Wednesday, September 10, 2014

Consensus is the lowest bar

Consensus and collaboration are two words often used interchangeably. However, they are two separate approaches to planning.

Often, folks who defer mainly to consensus are afraid to be a bit controversial or are not sure if they own the final decision. And it's much easier to feel the love if you can get everyone to agree.

But consensus can mean we don't take as many risks. It can set a lower bar.

Collaborate always. Everyone who has a stake in the outcome should feed into a decision. However, the party responsible should take the ultimate ownership of the final direction/decision.


Wednesday, September 3, 2014

Questions to ponder

In interviews, on panels and at cocktail receptions, weird and wonderful questions get posed. How would you answer some of these?

In your role, what techniques do you use to deal with change?

What advice can you give to others to break through the glass ceiling?

What do you find helps you to deal with work/life balance?

How important is a personal brand?  How do you develop yours?

Did you ever have to step down i.e. take a position of a lower level in order to step up?

What's the best interview question to ask as an interviewer and as an interviewee?

What's the biggest motivator for you today: money, recognition or challenge?

Is it important that leaders are subject matter experts in their fields? Why?

Monday, August 25, 2014

Mental holidays

Mental holidays are probably the most overlooked resource in the toolkit. Whether you take five minutes or 2 months (grin), it offers time to gain perspective, information, and rest. It's a great coaching and mentoring technique that should be discussed more often. 

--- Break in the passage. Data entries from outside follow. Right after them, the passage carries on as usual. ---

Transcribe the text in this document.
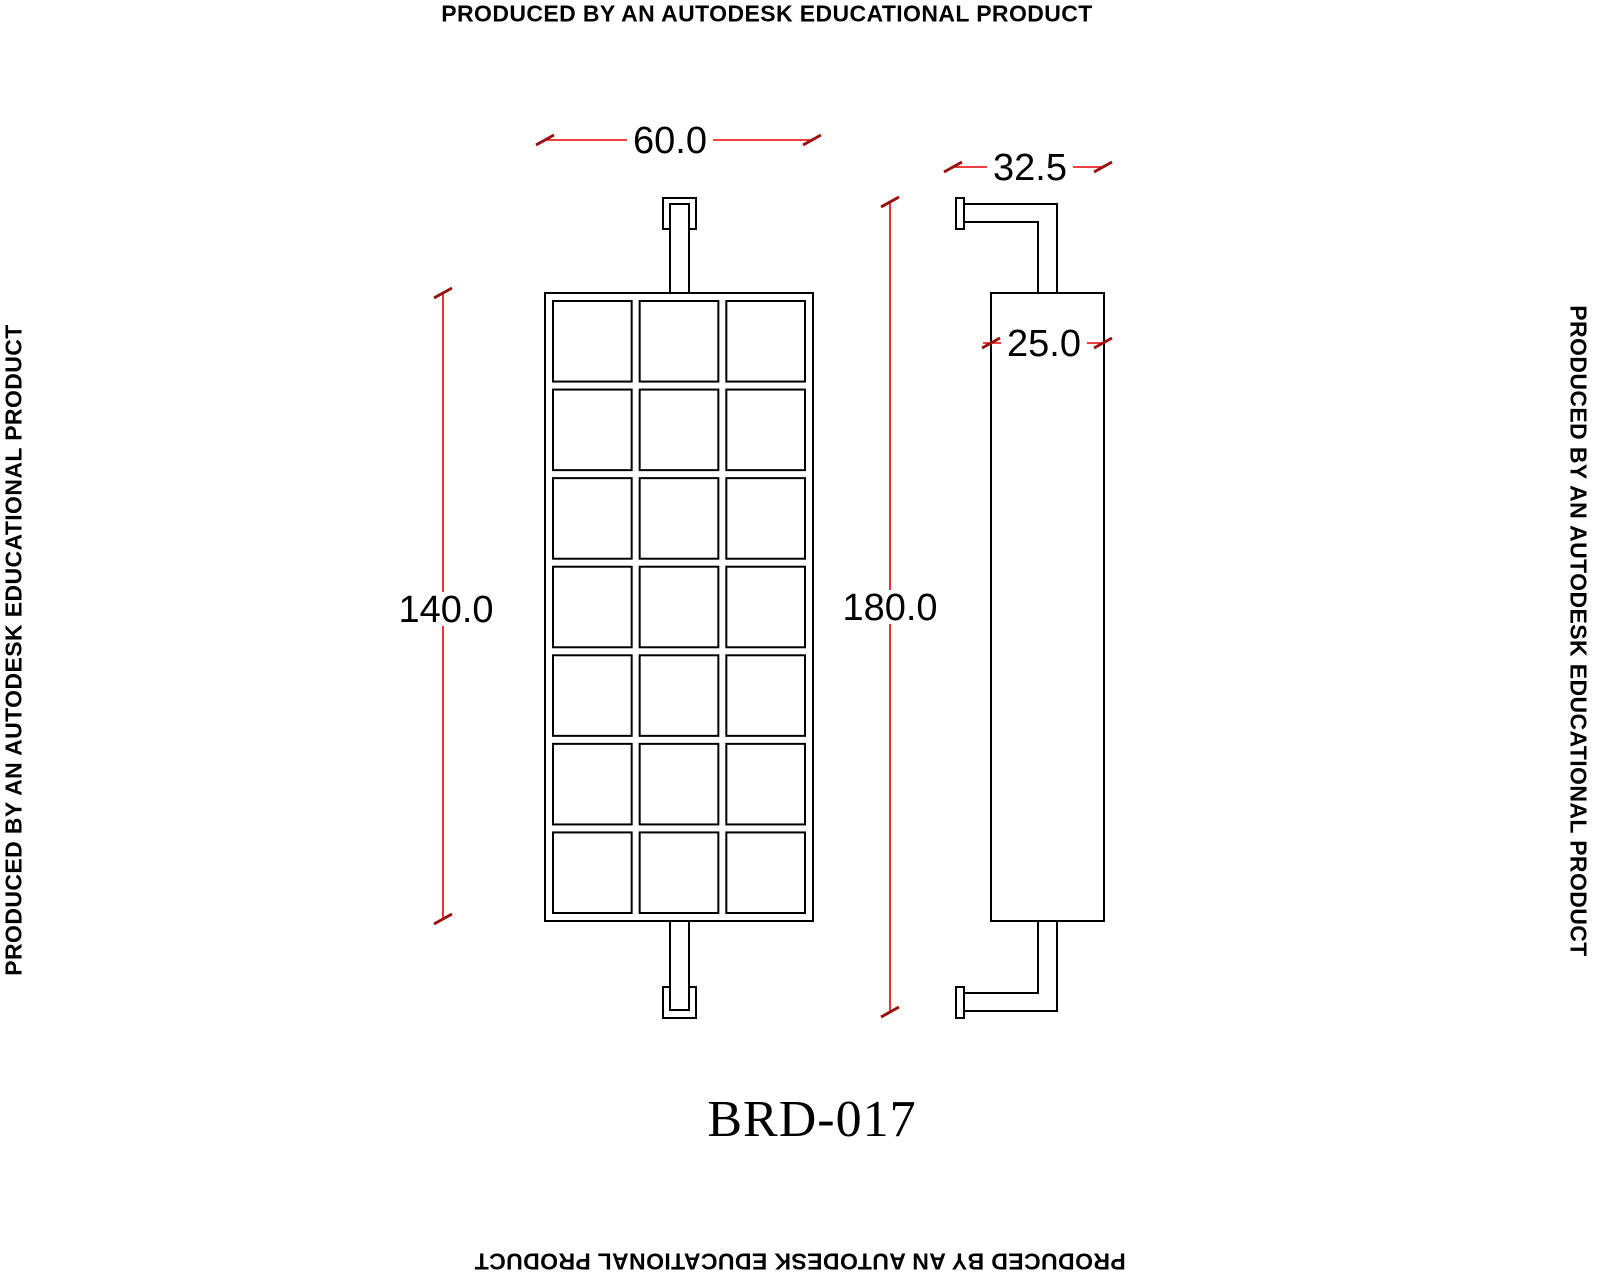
PRODUCED BY AN AUTODESK EDUCATIONAL PRODUCT
PRODUCED BY AN AUTODESK EDUCATIONAL PRODUCT
PRODUCED BY AN AUTODESK EDUCATIONAL PRODUCT	PRODUCED BY AN AUTODESK EDUCATIONAL PRODUCT
60.0
32.5
25.0
140.0	180.0
BRD-017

Mentally stopping… to think about nothing, think about a problem, walk, sing, meditate… gives us the ability to see things from a fresh perspective. There is a lot of research that points to the need to let our unconscious mind sift through the great library we mentally store and let ideas surface. If you've ever forgotten a name or an idea and said "Just give me a second; it'll come to me!" then you know how this process can't always be forced through willpower and concerted effort.

Peter Bregman wrote a great post on HBR "The Best Way to Use the Last Five Minutes of Your Day" a few years ago. Though taking five minutes at any time can sometimes be more productive than continuing to run at the pace we seem to follow during the days.

A mental holiday can also mean deferring a decision or discussion to allow emotions to settle. It can mean allowing ours team to take on extra ownership without having us peer over their shoulders.

Most importantly, it should mean we return to the process /problem /idea with a relaxed and open state of mind… however you personally best achieve that.

It's been a long summer for many of us. My mental holiday was trusting my team to keep the plates spinning while I was dragged into other arenas. And I spent an hour each week simply sitting on my porch and letting my mind wander while I listened to the squirrels in the trees. I am not sure if I have more ideas or fresher thoughts but I am prepared to start trying with a bigger smile and some excellent research in my pocket.

Please share your ideas of a great mental holiday?